As probably everyone knows, this is the fictitious story of one James Hart, and his various study-buddies at Harvard Law School, sometime in the late 1960s or early 1970s. In my opinion the novel, in common with the film, exaggerates and over-dramatizes the stress of law school. Having said that, there is enough truth in the novel (and the film) to have made this one an instant classic.

The writing style, while imperfect, is impressive for a first novel, and this one is a quick and easy read. Highly recommended. RJB.
saafari
I've been looking for this book for years, since I lost my dog eared copy that was published in conjunction with the television series back in the early 80s. The show was what initially turned me on to the novel, and then I saw the film. If you remember the series, and have seen the film, then the book will offer not that many surprises, and I mean that in a positive way. They follow Osborn's novel pretty faithfully, with the addition, as a reflectionof the time in which they were made, of female students.

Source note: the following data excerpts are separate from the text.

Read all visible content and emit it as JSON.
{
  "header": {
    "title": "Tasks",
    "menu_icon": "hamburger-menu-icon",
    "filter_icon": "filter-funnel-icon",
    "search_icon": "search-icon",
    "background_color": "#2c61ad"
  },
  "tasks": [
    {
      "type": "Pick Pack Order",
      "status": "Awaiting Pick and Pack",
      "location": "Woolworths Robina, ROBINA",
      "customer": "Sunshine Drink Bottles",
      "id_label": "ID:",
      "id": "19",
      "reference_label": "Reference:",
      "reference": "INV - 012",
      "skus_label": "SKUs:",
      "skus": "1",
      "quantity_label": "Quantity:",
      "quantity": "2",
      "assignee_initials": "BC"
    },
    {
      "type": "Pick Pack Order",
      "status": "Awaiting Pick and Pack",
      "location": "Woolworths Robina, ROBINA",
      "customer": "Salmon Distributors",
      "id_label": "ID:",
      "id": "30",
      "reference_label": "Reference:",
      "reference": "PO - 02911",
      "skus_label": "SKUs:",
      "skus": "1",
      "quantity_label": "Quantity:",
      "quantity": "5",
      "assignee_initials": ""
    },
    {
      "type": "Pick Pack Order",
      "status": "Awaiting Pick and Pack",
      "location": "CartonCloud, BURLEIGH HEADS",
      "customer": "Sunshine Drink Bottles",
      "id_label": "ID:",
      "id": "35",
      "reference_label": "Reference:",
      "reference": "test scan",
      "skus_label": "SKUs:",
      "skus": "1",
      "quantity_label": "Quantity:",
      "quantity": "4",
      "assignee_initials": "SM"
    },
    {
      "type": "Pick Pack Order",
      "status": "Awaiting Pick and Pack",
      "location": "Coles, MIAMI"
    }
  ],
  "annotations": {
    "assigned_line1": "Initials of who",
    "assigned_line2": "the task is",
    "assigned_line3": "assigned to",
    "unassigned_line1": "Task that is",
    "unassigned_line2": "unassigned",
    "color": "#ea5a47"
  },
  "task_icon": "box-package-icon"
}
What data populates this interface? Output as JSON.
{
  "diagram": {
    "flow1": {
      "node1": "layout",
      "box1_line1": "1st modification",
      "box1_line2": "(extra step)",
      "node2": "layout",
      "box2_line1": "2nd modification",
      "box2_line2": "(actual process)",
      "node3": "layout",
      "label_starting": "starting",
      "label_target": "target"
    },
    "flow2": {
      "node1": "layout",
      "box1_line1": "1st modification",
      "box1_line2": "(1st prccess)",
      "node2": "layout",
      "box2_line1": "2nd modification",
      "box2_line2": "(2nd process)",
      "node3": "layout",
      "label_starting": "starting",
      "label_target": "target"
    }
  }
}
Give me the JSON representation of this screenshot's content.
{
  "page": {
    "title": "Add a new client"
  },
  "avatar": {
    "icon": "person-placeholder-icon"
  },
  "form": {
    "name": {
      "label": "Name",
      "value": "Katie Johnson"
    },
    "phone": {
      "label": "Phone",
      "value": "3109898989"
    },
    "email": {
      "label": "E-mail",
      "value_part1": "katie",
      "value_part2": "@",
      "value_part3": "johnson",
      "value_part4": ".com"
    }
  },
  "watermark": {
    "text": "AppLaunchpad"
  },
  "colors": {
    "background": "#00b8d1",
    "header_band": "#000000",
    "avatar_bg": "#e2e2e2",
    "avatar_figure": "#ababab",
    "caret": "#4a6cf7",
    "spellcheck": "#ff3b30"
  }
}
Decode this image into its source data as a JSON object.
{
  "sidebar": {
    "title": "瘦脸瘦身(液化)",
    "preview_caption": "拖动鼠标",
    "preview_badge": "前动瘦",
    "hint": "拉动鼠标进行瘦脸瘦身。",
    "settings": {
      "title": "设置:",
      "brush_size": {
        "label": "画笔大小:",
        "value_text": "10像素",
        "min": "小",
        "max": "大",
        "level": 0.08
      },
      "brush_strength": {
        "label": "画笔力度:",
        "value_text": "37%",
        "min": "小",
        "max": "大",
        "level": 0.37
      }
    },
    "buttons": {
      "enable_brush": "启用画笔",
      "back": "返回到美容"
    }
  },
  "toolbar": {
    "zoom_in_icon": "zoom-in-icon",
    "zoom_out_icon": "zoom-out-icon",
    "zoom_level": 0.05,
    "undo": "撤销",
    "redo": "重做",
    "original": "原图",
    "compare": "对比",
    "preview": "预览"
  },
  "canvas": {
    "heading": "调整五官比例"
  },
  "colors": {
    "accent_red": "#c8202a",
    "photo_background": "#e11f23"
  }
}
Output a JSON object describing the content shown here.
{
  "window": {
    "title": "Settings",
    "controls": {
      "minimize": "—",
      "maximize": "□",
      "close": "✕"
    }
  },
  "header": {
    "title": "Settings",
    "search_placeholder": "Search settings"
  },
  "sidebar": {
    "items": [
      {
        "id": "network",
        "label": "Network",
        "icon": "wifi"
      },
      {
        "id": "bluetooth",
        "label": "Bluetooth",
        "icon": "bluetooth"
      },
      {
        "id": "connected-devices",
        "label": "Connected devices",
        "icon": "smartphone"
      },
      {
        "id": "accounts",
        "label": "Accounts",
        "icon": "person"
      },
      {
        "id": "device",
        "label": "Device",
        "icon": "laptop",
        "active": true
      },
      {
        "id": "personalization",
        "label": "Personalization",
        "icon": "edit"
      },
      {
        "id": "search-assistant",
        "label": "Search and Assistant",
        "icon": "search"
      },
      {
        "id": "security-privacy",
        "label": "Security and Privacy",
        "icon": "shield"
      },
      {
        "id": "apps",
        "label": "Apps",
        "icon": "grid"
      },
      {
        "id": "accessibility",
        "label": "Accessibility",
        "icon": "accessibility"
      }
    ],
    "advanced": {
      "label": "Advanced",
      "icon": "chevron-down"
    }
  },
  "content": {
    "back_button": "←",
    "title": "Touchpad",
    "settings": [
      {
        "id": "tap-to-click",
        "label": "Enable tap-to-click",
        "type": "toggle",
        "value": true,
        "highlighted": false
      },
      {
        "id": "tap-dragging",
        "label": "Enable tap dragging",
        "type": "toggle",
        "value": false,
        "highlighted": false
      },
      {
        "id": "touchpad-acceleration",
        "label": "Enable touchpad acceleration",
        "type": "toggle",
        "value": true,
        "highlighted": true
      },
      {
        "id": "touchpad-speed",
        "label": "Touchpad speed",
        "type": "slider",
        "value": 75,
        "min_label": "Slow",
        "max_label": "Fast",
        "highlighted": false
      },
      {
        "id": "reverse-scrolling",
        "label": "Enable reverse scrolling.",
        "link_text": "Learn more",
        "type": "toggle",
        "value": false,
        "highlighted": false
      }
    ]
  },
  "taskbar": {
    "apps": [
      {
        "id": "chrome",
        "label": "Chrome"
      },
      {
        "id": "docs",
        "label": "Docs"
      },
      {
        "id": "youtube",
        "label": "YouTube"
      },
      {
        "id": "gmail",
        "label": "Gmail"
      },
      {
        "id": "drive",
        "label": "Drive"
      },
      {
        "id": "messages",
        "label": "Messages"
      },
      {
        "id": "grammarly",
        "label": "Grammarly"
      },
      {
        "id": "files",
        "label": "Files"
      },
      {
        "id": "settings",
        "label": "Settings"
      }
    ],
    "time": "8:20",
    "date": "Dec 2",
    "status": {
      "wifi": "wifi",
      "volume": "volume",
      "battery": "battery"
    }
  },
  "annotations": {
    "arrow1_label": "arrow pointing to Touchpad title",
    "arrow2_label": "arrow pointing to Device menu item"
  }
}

All three follow the education of first year Harvard law student James Hart, during which time the true test for him is not the grades he will get (as his lover Susan tells him, he is the kind of guy born for law school), but more to the point, will he, as he slaves away to earn those precious A's, lose his...well, heart, his soul, the spark of humanity made up primarily of compassion that seems to be the first casuality of the cut-throat world of the law school. Osborn's book is low-key, is subtle: to its credit, it does not inflate this conflict unrealistically. As in the movie, Hart never loses sight of the ring: the Harvard degree that will make him most likely wealthy and powerful. But the question Osborn presents is how does one get the ring and keep his soul intact? Is it possible? What compromises does it call for? Heady stuff for a little book, but Osborn pulls it off effectively and convincingly.

It's a very very good novel: if you cared for the film, if you remember the travails of Hart and his crew in the series (depicted much more kindly than they are in the book), then you should read the original. It's worth it.
Yayrel
I am an incoming 1L class of 2020. I enjoyed the book. It was an interesting, relatable story centered on a character, Mr. Hart, that quickly grows on you. I have seen the movie Paper Chase several times and the book does not disappoint.